Me hubiera gustado responder lo que respondo ahora: que Fidel falangista no es, pero que a Franco lo quería mucho, por eso el luto nacional cuando la muerte del Caudillo. Pero ese no era el tema, o no nada más. Lo que pretendíamos Nicolás Alvarado y yo En Foro TV era pensar un poco a Cuba, so pretexto del bandazo geopolítico de Obama, con el acento en los libros que hay que leer sí o sí para entender el fenómeno del marxismo tropical. Y, la verdad, de libros no hablamos mucho.

Mis disculpas. Debí recomendarles que leyeran a Oppenheimer (La hora final de Castro) y a Ricardo Massetti (Elfuror y el delirio), para ver cómo en treinta años puedes convertir al país que dizque encarna una alternativa a la depredación capitalista en un socio del narcotráfico colombiano. O a Huber Matos (Cuando llegó la noche), para recordar cómo Fidel, con toda su retórica épico-guerrillera, prefería evitar el plomo y mandar a otros al frente. O a Reinaldo Arenas, para asomarse a los campos de reeducación (los mismos que elogia Ernesto Cardenal en sus memorias), esos hechos para que se te quite lo burgués o, por qué no, lo puto. O a Eliseo Alberto (Informe contramí mismo), para razonar cuánto puede valer un régimen que te exige delatar a tu familia. O a alguno de los biógrafos del Che que no sucumben ante el mito, como Jorge Castañeda o John Lee Anderson, para ver si el caballero era o no un matón (creo que también lo llamé psicópata, y sí...)

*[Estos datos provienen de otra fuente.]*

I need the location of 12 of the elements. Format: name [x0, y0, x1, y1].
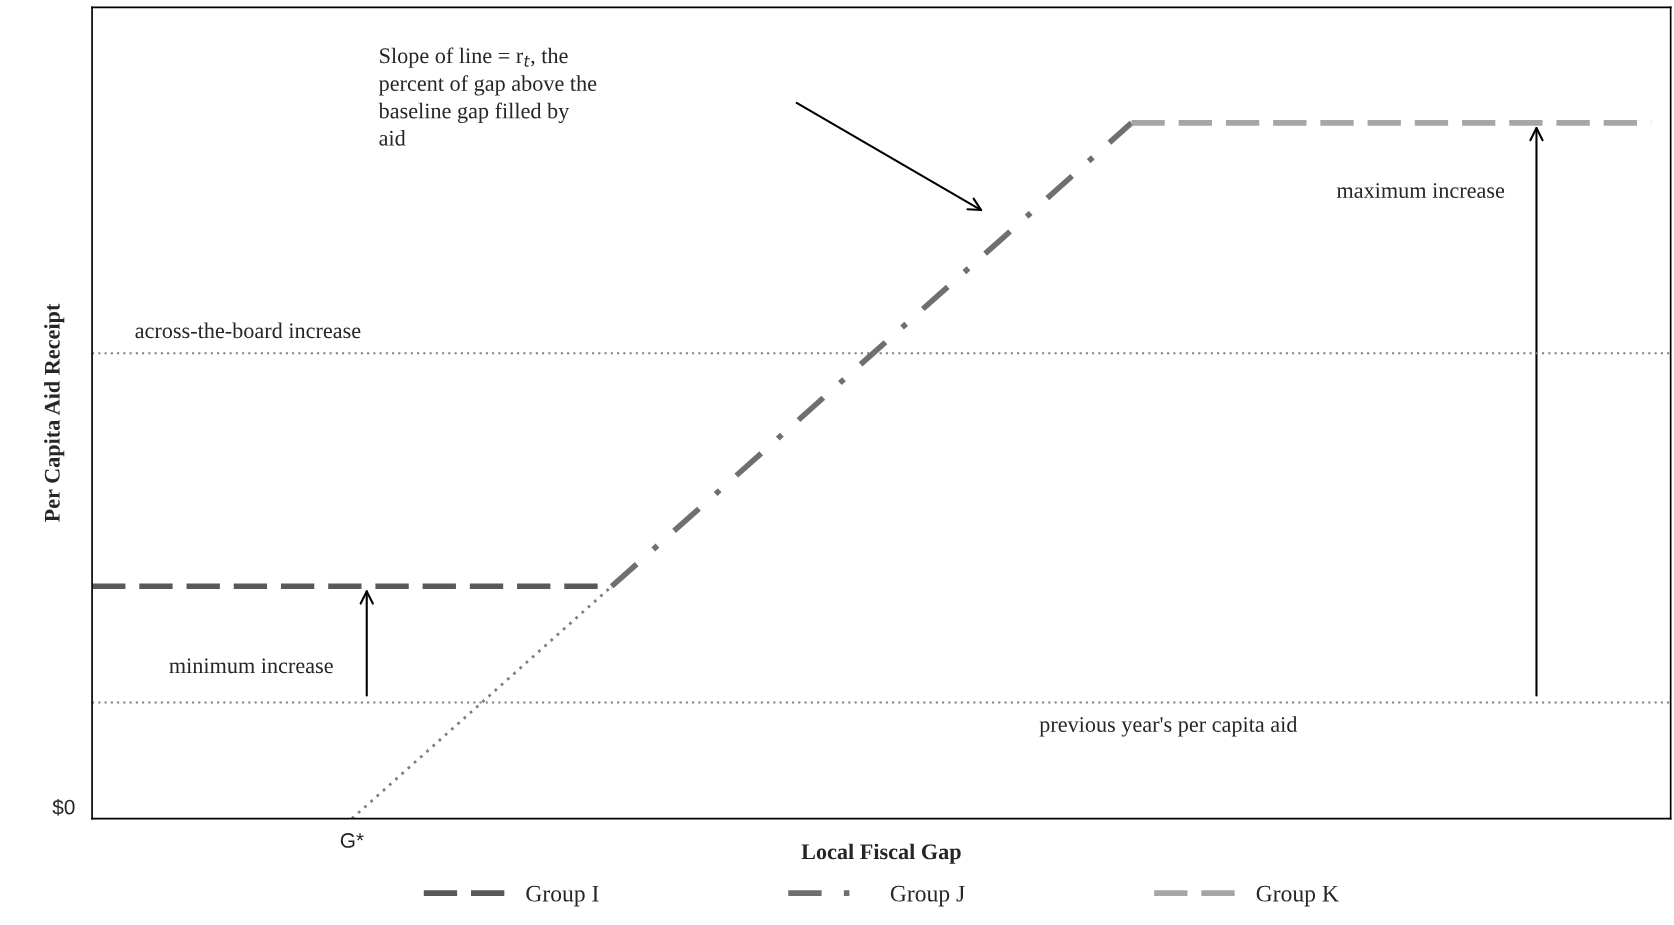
ref-line-label: across-the-board increase [135, 322, 361, 339]
annotation: Slope of line = r$_{t}$, the percent of gap above the baseline gap filled by aid [378, 47, 597, 146]
text: G* [340, 833, 364, 848]
annotation: maximum increase [1336, 183, 1505, 199]
ref-line-label: previous year's per capita aid [1039, 716, 1298, 737]
legend-label: Group K [1256, 885, 1339, 907]
y-axis-title: Per Capita Aid Receipt [44, 303, 65, 522]
text: $0 [52, 798, 75, 816]
annotation: minimum increase [169, 658, 333, 674]
legend-label: Group I [526, 885, 599, 907]
legend-label: Group J [890, 885, 965, 907]
x-axis-title: Local Fiscal Gap [801, 843, 961, 864]
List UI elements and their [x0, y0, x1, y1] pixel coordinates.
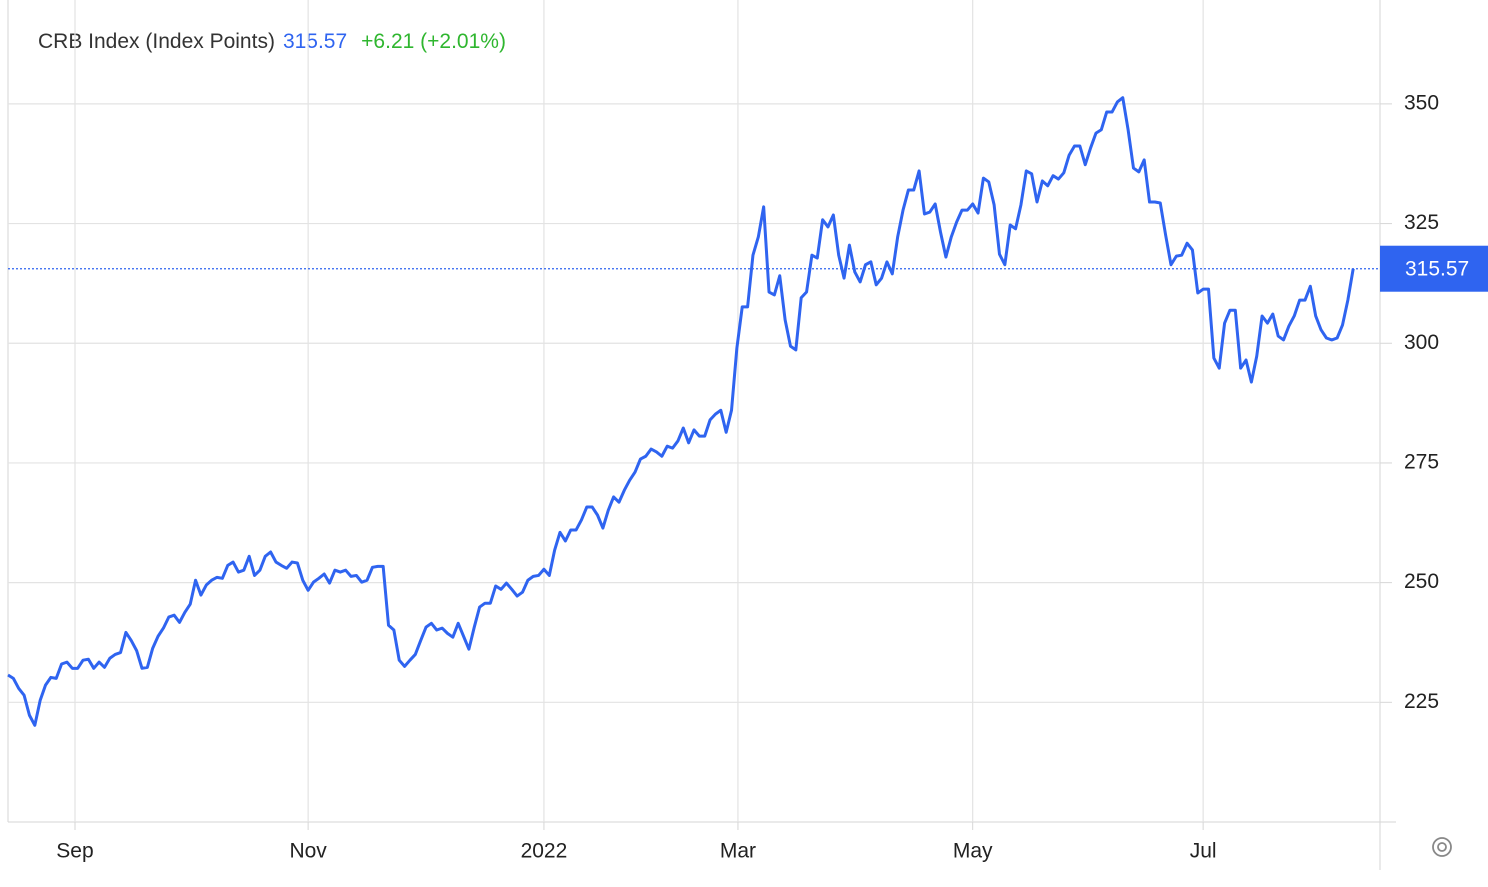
gear-inner [1437, 842, 1447, 852]
x-tick-label: May [953, 840, 993, 863]
y-tick-label: 325 [1404, 211, 1439, 234]
y-tick-label: 275 [1404, 450, 1439, 473]
header: CRB Index (Index Points) 315.57 +6.21 (+2.… [38, 30, 506, 53]
settings-icon[interactable] [1432, 837, 1452, 857]
x-tick-label: Mar [720, 840, 756, 863]
last-value-box [1380, 245, 1488, 292]
gear-outer [1432, 837, 1452, 857]
x-tick-label: Nov [289, 840, 327, 863]
y-tick-label: 350 [1404, 91, 1439, 114]
y-tick-label: 300 [1404, 331, 1439, 354]
x-tick-label: Sep [56, 840, 93, 863]
last-value: 315.57 [283, 30, 347, 53]
last-value-label: 315.57 [1405, 257, 1469, 280]
price-line [7, 96, 1355, 727]
chart-title: CRB Index (Index Points) [38, 30, 275, 53]
y-tick-label: 250 [1404, 570, 1439, 593]
y-tick-label: 225 [1404, 690, 1439, 713]
x-tick-label: 2022 [521, 840, 568, 863]
change: +6.21 (+2.01%) [361, 30, 506, 53]
x-tick-label: Jul [1190, 840, 1217, 863]
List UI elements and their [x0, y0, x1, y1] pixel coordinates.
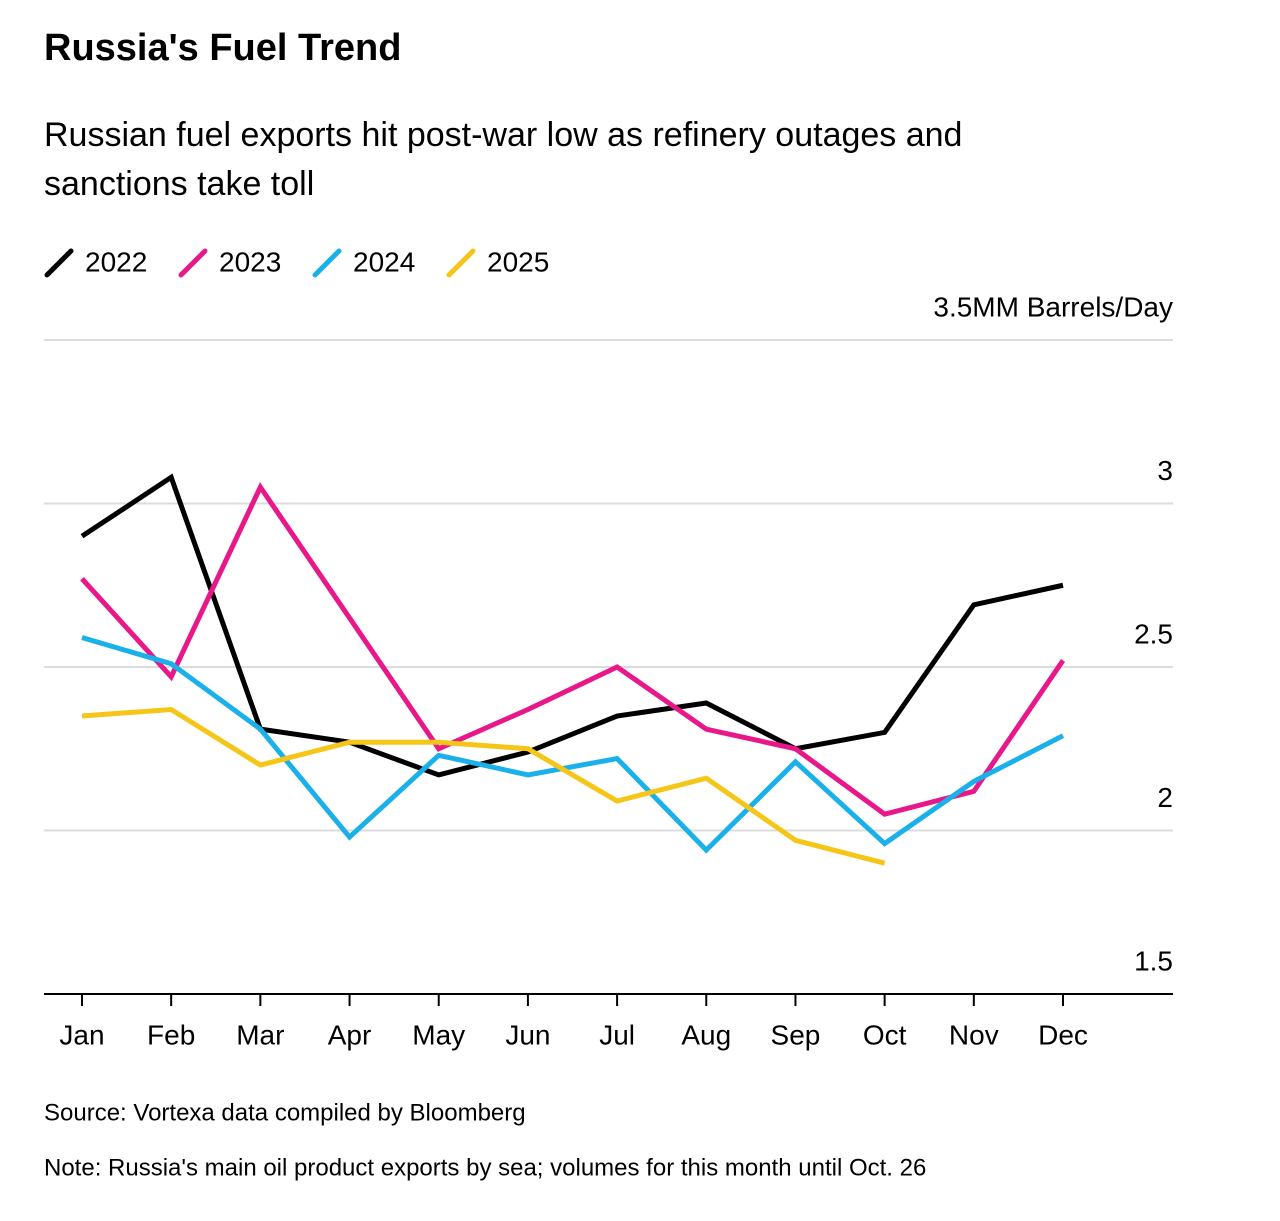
legend-label: 2023: [219, 246, 281, 277]
chart-title: Russia's Fuel Trend: [44, 27, 401, 69]
x-tick-label: Sep: [771, 1019, 821, 1050]
legend-label: 2024: [353, 246, 415, 277]
x-tick-label: Jul: [599, 1019, 635, 1050]
x-tick-label: Mar: [236, 1019, 284, 1050]
legend-swatch: [178, 248, 208, 278]
x-tick-label: Oct: [863, 1019, 907, 1050]
y-tick-label: 2: [1157, 782, 1173, 813]
legend-swatch: [44, 248, 74, 278]
x-tick-label: Feb: [147, 1019, 195, 1050]
legend-label: 2022: [85, 246, 147, 277]
series-line: [81, 635, 1065, 854]
legend-swatch: [446, 248, 476, 278]
y-tick-label: 2.5: [1134, 618, 1173, 649]
y-tick-label: 1.5: [1134, 945, 1173, 976]
y-tick-label: 3.5MM Barrels/Day: [933, 291, 1173, 322]
chart-subtitle: sanctions take toll: [44, 165, 314, 203]
x-tick-label: May: [412, 1019, 465, 1050]
chart-subtitle: Russian fuel exports hit post-war low as…: [44, 116, 962, 154]
x-tick-label: Apr: [328, 1019, 372, 1050]
note: Note: Russia's main oil product exports …: [44, 1154, 926, 1181]
y-tick-label: 3: [1157, 455, 1173, 486]
x-tick-label: Dec: [1038, 1019, 1088, 1050]
x-tick-label: Nov: [949, 1019, 999, 1050]
x-tick-label: Jun: [505, 1019, 550, 1050]
series-line: [80, 482, 1066, 817]
x-tick-label: Jan: [59, 1019, 104, 1050]
legend-swatch: [312, 248, 342, 278]
series-line: [81, 706, 886, 866]
series-line: [80, 473, 1064, 778]
x-tick-label: Aug: [681, 1019, 731, 1050]
legend-label: 2025: [487, 246, 549, 277]
source: Source: Vortexa data compiled by Bloombe…: [44, 1099, 526, 1126]
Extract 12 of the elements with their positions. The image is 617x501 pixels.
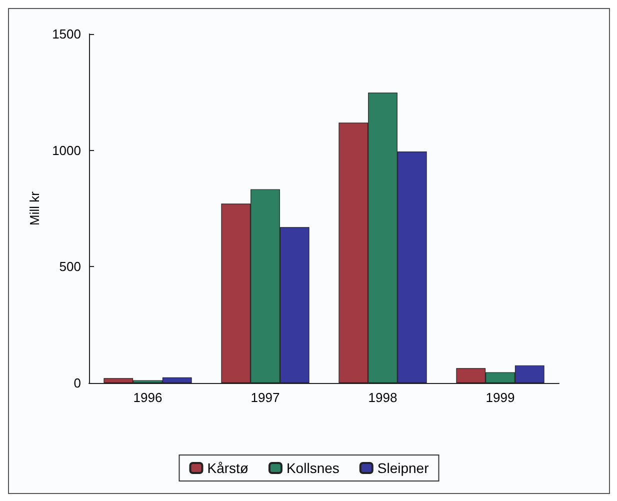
y-tick-label: 0 <box>74 376 81 390</box>
legend-label: Kollsnes <box>286 460 340 476</box>
y-tick-label: 1500 <box>52 26 81 42</box>
y-tick-label: 1000 <box>52 142 81 158</box>
x-tick-label: 1998 <box>368 390 398 405</box>
x-tick-label: 1996 <box>133 390 162 405</box>
legend-label: Kårstø <box>207 460 249 476</box>
x-tick-label: 1997 <box>250 390 280 405</box>
y-axis-title: Mill kr <box>27 190 42 226</box>
y-tick-label: 500 <box>59 259 81 274</box>
legend-label: Sleipner <box>377 460 430 476</box>
x-tick-label: 1999 <box>486 390 515 405</box>
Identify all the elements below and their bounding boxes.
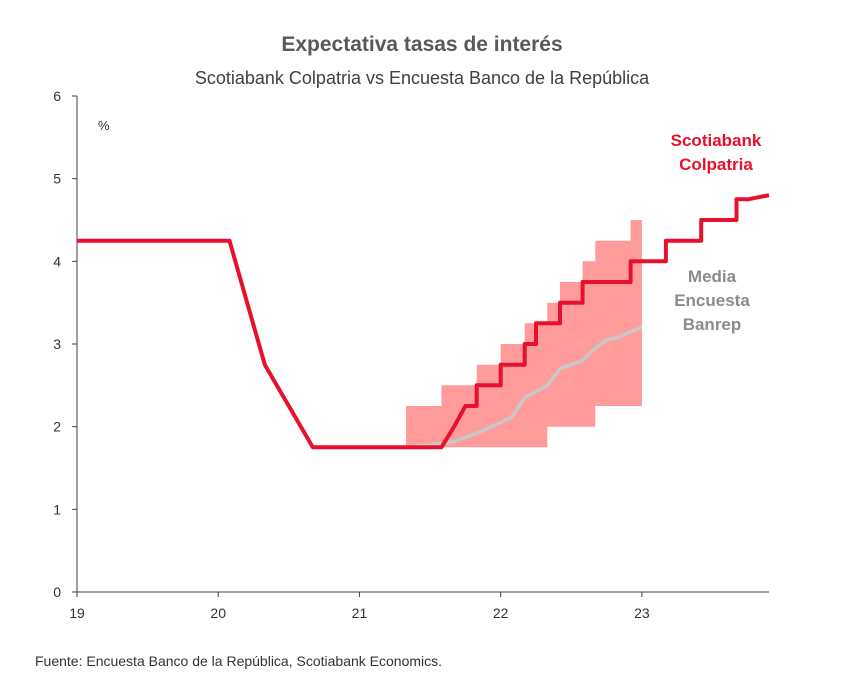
- x-tick-label: 19: [69, 605, 85, 621]
- y-tick-label: 1: [53, 501, 61, 517]
- x-tick-label: 21: [352, 605, 368, 621]
- chart-subtitle: Scotiabank Colpatria vs Encuesta Banco d…: [194, 68, 650, 88]
- y-tick-label: 2: [53, 419, 61, 435]
- range-band-area: [406, 220, 642, 448]
- media-encuesta-banrep-label: Encuesta: [674, 291, 750, 310]
- source-note: Fuente: Encuesta Banco de la República, …: [35, 653, 443, 669]
- x-tick-label: 20: [210, 605, 226, 621]
- scotiabank-colpatria-label: Scotiabank: [671, 131, 762, 150]
- x-tick-label: 22: [493, 605, 509, 621]
- y-tick-label: 3: [53, 336, 61, 352]
- x-tick-label: 23: [634, 605, 650, 621]
- media-encuesta-banrep-label: Media: [688, 267, 737, 286]
- scotiabank-colpatria-label: Colpatria: [679, 155, 753, 174]
- scotiabank-colpatria-line: [77, 193, 770, 450]
- y-tick-label: 6: [53, 88, 61, 104]
- y-tick-label: 4: [53, 253, 61, 269]
- y-tick-label: 0: [53, 584, 61, 600]
- chart-title: Expectativa tasas de interés: [281, 33, 563, 56]
- y-unit-label: %: [98, 118, 110, 133]
- series-layer: [77, 193, 770, 450]
- band-layer: [406, 220, 642, 448]
- y-tick-label: 5: [53, 171, 61, 187]
- media-encuesta-banrep-label: Banrep: [683, 315, 742, 334]
- label-layer: Scotiabank Colpatria Media Encuesta Banrep: [671, 131, 762, 334]
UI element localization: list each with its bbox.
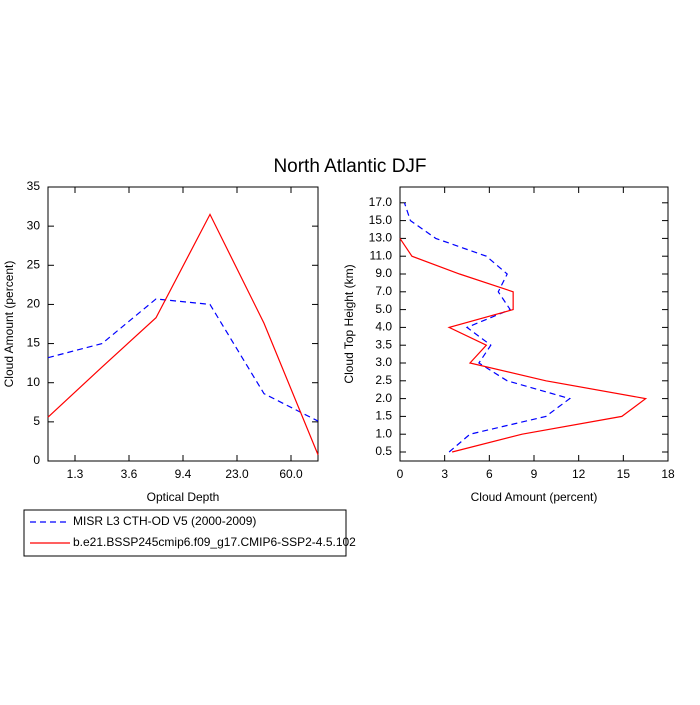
y-tick-label: 1.0	[375, 426, 392, 440]
y-tick-label: 7.0	[375, 284, 392, 298]
y-tick-label: 35	[27, 179, 41, 193]
y-tick-label: 25	[27, 257, 41, 271]
x-tick-label: 3	[441, 467, 448, 481]
y-tick-label: 9.0	[375, 266, 392, 280]
y-axis-label: Cloud Top Height (km)	[342, 264, 356, 383]
data-line	[403, 202, 572, 453]
data-line	[47, 213, 319, 455]
x-tick-label: 1.3	[67, 467, 84, 481]
chart-title: North Atlantic DJF	[273, 156, 426, 177]
data-line	[399, 238, 648, 453]
y-tick-label: 30	[27, 218, 41, 232]
y-tick-label: 20	[27, 297, 41, 311]
x-tick-label: 6	[486, 467, 493, 481]
x-tick-label: 12	[572, 467, 586, 481]
legend-box	[23, 509, 347, 557]
x-tick-label: 0	[397, 467, 404, 481]
x-tick-label: 60.0	[279, 467, 303, 481]
y-tick-label: 15	[27, 336, 41, 350]
y-tick-label: 10	[27, 375, 41, 389]
y-tick-label: 3.0	[375, 355, 392, 369]
y-tick-label: 2.5	[375, 373, 392, 387]
x-tick-label: 23.0	[225, 467, 249, 481]
x-axis-label: Optical Depth	[147, 490, 220, 504]
legend-label: b.e21.BSSP245cmip6.f09_g17.CMIP6-SSP2-4.…	[73, 535, 356, 549]
y-tick-label: 5	[33, 414, 40, 428]
x-tick-label: 15	[617, 467, 631, 481]
y-tick-label: 11.0	[370, 248, 393, 262]
y-tick-label: 3.5	[375, 337, 392, 351]
y-tick-label: 15.0	[369, 213, 393, 227]
y-tick-label: 0.5	[375, 444, 392, 458]
y-tick-label: 13.0	[369, 231, 393, 245]
x-tick-label: 3.6	[121, 467, 138, 481]
y-tick-label: 1.5	[375, 409, 392, 423]
data-line	[47, 298, 319, 422]
x-tick-label: 18	[661, 467, 675, 481]
y-tick-label: 17.0	[369, 195, 393, 209]
x-tick-label: 9	[531, 467, 538, 481]
y-axis-label: Cloud Amount (percent)	[2, 261, 16, 388]
x-axis-label: Cloud Amount (percent)	[471, 490, 598, 504]
x-tick-label: 9.4	[175, 467, 192, 481]
y-tick-label: 4.0	[375, 320, 392, 334]
legend-label: MISR L3 CTH-OD V5 (2000-2009)	[73, 514, 256, 528]
y-tick-label: 2.0	[375, 391, 392, 405]
y-tick-label: 5.0	[375, 302, 392, 316]
y-tick-label: 0	[33, 453, 40, 467]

Dice Margaret McMillan en 1914 que más nos vale entender que los individuos, los hombres con poder, determinan el curso de la historia (una contravención a la historiografía marxista, dicho sea de paso). Pregúntenselo si no a los cubanos. La desgracia rotunda que es su isla, esa que 55 años después descubrió que sí se puede negociar con los gringos (tal es la magnitud del triunfo socialista), responde a las decisiones de un puñado de facinerosos. Destacadamente, a un fanático, el Che, y un cínico, Fidel. Juana de Arco o Maquiavelo.